Until the report of NO GPS POSITION on the ground and then on climb-out at Lancaster (KLNS), it had only happened on LPV approaches at each of those 3 airports (and on every LPV approach in the last 2 weeks after having not flown any LPV approaches in many many months).

BTW, I did a short 1.3 hr breakfast flight today. No approaches. No problems.
 
It has occurred at 3 different Class D airports thus far. One in central New Jersey (KTTN), one in eastern Pensylvania (KABE), and one is south-central PA (KLNS). KTTN and KABE are about 30 nm apart and KLNS is about 75 nm from the other 2. So if its an external interference it has to be pretty widespread.
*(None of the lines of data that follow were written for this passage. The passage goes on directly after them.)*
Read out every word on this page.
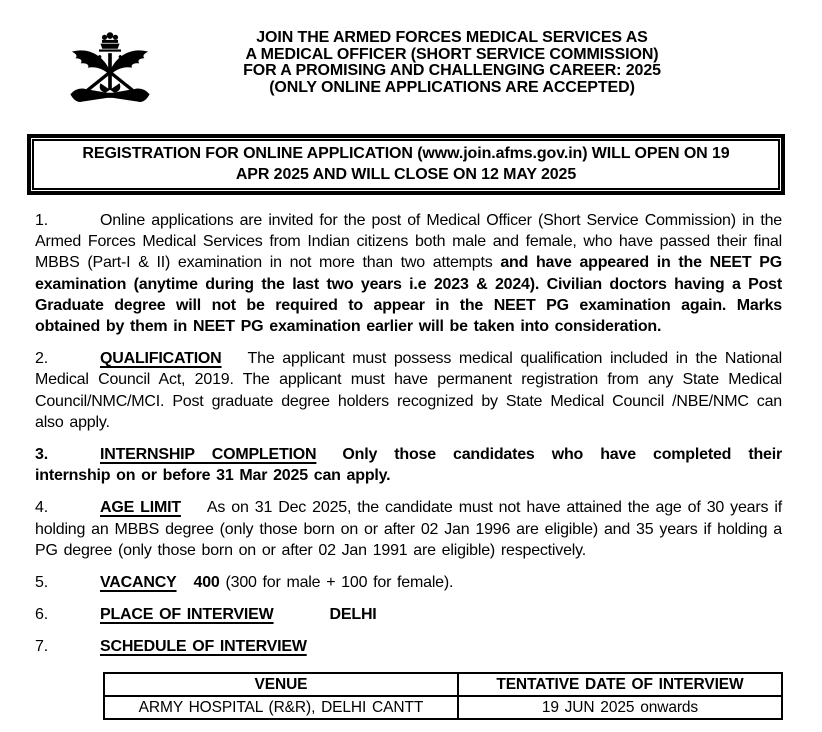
JOIN THE ARMED FORCES MEDICAL SERVICES AS
A MEDICAL OFFICER (SHORT SERVICE COMMISSION)
FOR A PROMISING AND CHALLENGING CAREER: 2025
(ONLY ONLINE APPLICATIONS ARE ACCEPTED)
REGISTRATION FOR ONLINE APPLICATION (www.join.afms.gov.in) WILL OPEN ON 19
APR 2025 AND WILL CLOSE ON 12 MAY 2025

1.	Online applications are invited for the post of Medical Officer (Short Service Commission) in the Armed Forces Medical Services from Indian citizens both male and female, who have passed their final MBBS (Part-I & II) examination in not more than two attempts and have appeared in the NEET PG examination (anytime during the last two years i.e 2023 & 2024). Civilian doctors having a Post Graduate degree will not be required to appear in the NEET PG examination again. Marks obtained by them in NEET PG examination earlier will be taken into consideration.

2.	QUALIFICATION The applicant must possess medical qualification included in the National Medical Council Act, 2019. The applicant must have permanent registration from any State Medical Council/NMC/MCI. Post graduate degree holders recognized by State Medical Council /NBE/NMC can also apply.

3.	INTERNSHIP COMPLETION Only those candidates who have completed their internship on or before 31 Mar 2025 can apply.

4.	AGE LIMIT As on 31 Dec 2025, the candidate must not have attained the age of 30 years if holding an MBBS degree (only those born on or after 02 Jan 1996 are eligible) and 35 years if holding a PG degree (only those born on or after 02 Jan 1991 are eligible) respectively.

5.	VACANCY 400 (300 for male + 100 for female).

6.	PLACE OF INTERVIEW	DELHI

7.	SCHEDULE OF INTERVIEW

VENUE	TENTATIVE DATE OF INTERVIEW
ARMY HOSPITAL (R&R), DELHI CANTT	19 JUN 2025 onwards
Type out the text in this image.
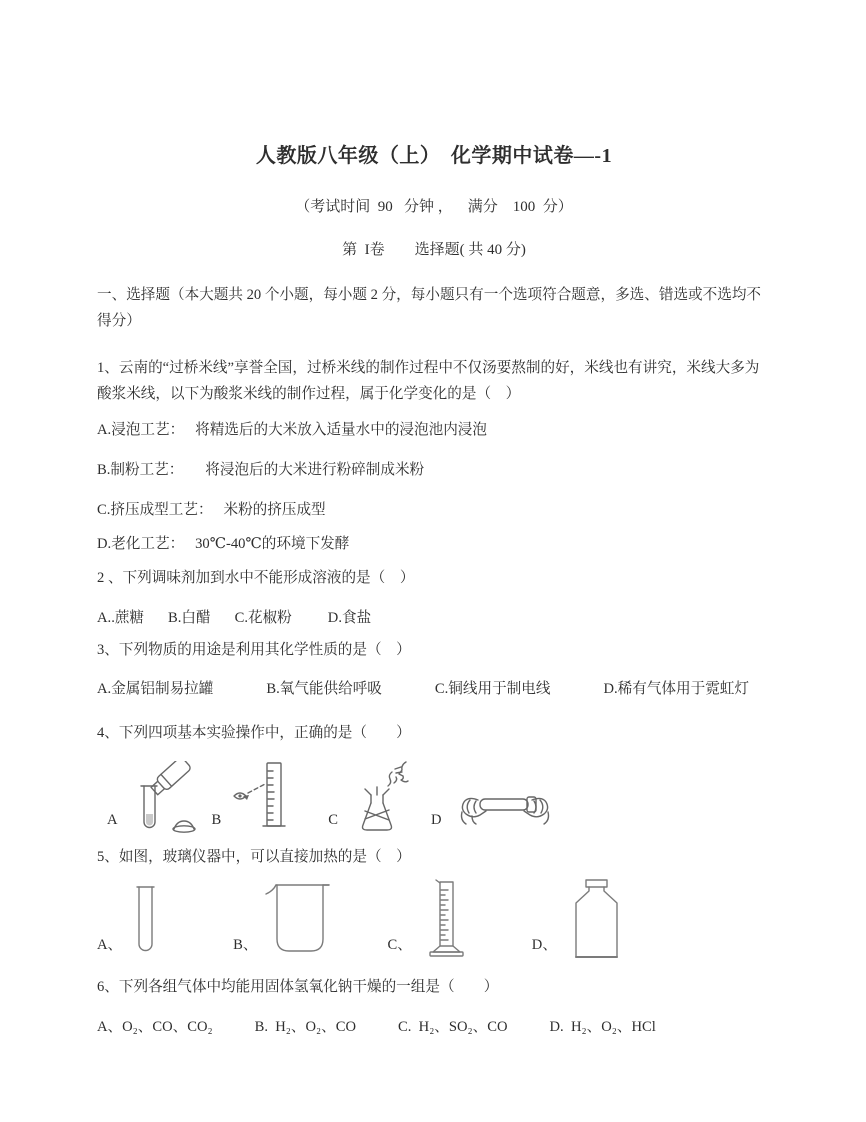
人教版八年级（上）　化学期中试卷—-1

（考试时间  90   分钟 ，    满分    100  分）

第  I卷　　选择题( 共 40 分)

一、选择题（本大题共 20 个小题，每小题 2 分，每小题只有一个选项符合题意，多选、错选或不选均不得分）

1、云南的“过桥米线”享誉全国，过桥米线的制作过程中不仅汤要熬制的好，米线也有讲究，米线大多为酸浆米线，以下为酸浆米线的制作过程，属于化学变化的是（　）

A.浸泡工艺：　 将精选后的大米放入适量水中的浸泡池内浸泡

B.制粉工艺：　　将浸泡后的大米进行粉碎制成米粉

C.挤压成型工艺：　 米粉的挤压成型

D.老化工艺：　 30℃-40℃的环境下发酵

2 、下列调味剂加到水中不能形成溶液的是（　）

A..蔗糖 B.白醋 C.花椒粉 D.食盐

3、下列物质的用途是利用其化学性质的是（　）

A.金属铝制易拉罐	B.氧气能供给呼吸	C.铜线用于制电线	D.稀有气体用于霓虹灯

4、下列四项基本实验操作中，正确的是（　　）

A	B	C	D

5、如图，玻璃仪器中，可以直接加热的是（　）

A、	B、	C、	D、

6、下列各组气体中均能用固体氢氧化钠干燥的一组是（　　）

A、O₂、CO、CO₂	B.  H₂、O₂、CO	C.  H₂、SO₂、CO	D.  H₂、O₂、HCl
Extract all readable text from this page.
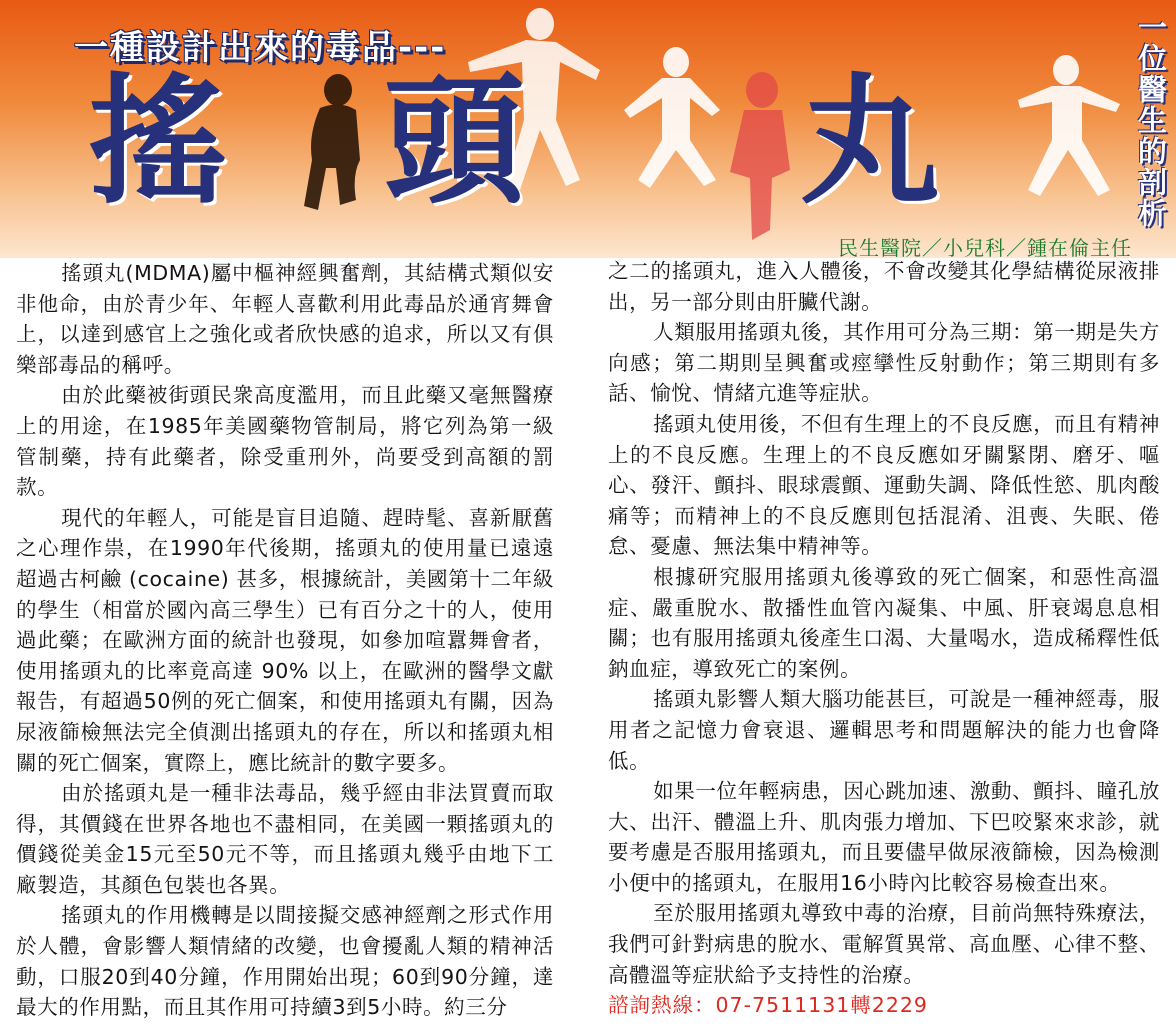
一種設計出來的毒品---
搖 頭 丸	一位醫生的剖析
民生醫院／小兒科／鍾在倫主任

搖頭丸(MDMA)屬中樞神經興奮劑，其結構式類似安非他命，由於青少年、年輕人喜歡利用此毒品於通宵舞會上，以達到感官上之強化或者欣快感的追求，所以又有俱樂部毒品的稱呼。

由於此藥被街頭民衆高度濫用，而且此藥又毫無醫療上的用途，在1985年美國藥物管制局，將它列為第一級管制藥，持有此藥者，除受重刑外，尚要受到高額的罰款。

現代的年輕人，可能是盲目追隨、趕時髦、喜新厭舊之心理作祟，在1990年代後期，搖頭丸的使用量已遠遠超過古柯鹼 (cocaine) 甚多，根據統計，美國第十二年級的學生（相當於國內高三學生）已有百分之十的人，使用過此藥；在歐洲方面的統計也發現，如參加喧囂舞會者，使用搖頭丸的比率竟高達 90% 以上，在歐洲的醫學文獻報告，有超過50例的死亡個案，和使用搖頭丸有關，因為尿液篩檢無法完全偵測出搖頭丸的存在，所以和搖頭丸相關的死亡個案，實際上，應比統計的數字要多。

由於搖頭丸是一種非法毒品，幾乎經由非法買賣而取得，其價錢在世界各地也不盡相同，在美國一顆搖頭丸的價錢從美金15元至50元不等，而且搖頭丸幾乎由地下工廠製造，其顏色包裝也各異。

搖頭丸的作用機轉是以間接擬交感神經劑之形式作用於人體，會影響人類情緒的改變，也會擾亂人類的精神活動，口服20到40分鐘，作用開始出現；60到90分鐘，達最大的作用點，而且其作用可持續3到5小時。約三分

之二的搖頭丸，進入人體後，不會改變其化學結構從尿液排出，另一部分則由肝臟代謝。

人類服用搖頭丸後，其作用可分為三期：第一期是失方向感；第二期則呈興奮或痙攣性反射動作；第三期則有多話、愉悅、情緒亢進等症狀。

搖頭丸使用後，不但有生理上的不良反應，而且有精神上的不良反應。生理上的不良反應如牙關緊閉、磨牙、嘔心、發汗、顫抖、眼球震顫、運動失調、降低性慾、肌肉酸痛等；而精神上的不良反應則包括混淆、沮喪、失眠、倦怠、憂慮、無法集中精神等。

根據研究服用搖頭丸後導致的死亡個案，和惡性高溫症、嚴重脫水、散播性血管內凝集、中風、肝衰竭息息相關；也有服用搖頭丸後產生口渴、大量喝水，造成稀釋性低鈉血症，導致死亡的案例。

搖頭丸影響人類大腦功能甚巨，可說是一種神經毒，服用者之記憶力會衰退、邏輯思考和問題解決的能力也會降低。

如果一位年輕病患，因心跳加速、激動、顫抖、瞳孔放大、出汗、體溫上升、肌肉張力增加、下巴咬緊來求診，就要考慮是否服用搖頭丸，而且要儘早做尿液篩檢，因為檢測小便中的搖頭丸，在服用16小時內比較容易檢查出來。

至於服用搖頭丸導致中毒的治療，目前尚無特殊療法，我們可針對病患的脫水、電解質異常、高血壓、心律不整、高體溫等症狀給予支持性的治療。

諮詢熱線：07-7511131轉2229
Until the report of NO GPS POSITION on the ground and then on climb-out at Lancaster (KLNS), it had only happened on LPV approaches at each of those 3 airports (and on every LPV approach in the last 2 weeks after having not flown any LPV approaches in many many months).

BTW, I did a short 1.3 hr breakfast flight today. No approaches. No problems.

Whatever it is, LPV would always be the first to go if position data starts to go wonky. If you had marginal signal the first thing it's going to do is invalidate the LPV flag although it may still think it can safely provide LNAV guidance. If the issue is worse then it would drop out completely and report no GPS position. Purely based on symptoms this sounds like a hardware issue either with the unit or the antenna/wiring but probably best to have the pros at an avionics shop take a look.

The LPV flag is forward looking (the unit checks predicted signal for the length of your approach) so while you may not get a LPV flag up front, having it drop out mid approach should be an exceedingly rare occurace if the unit operates properly.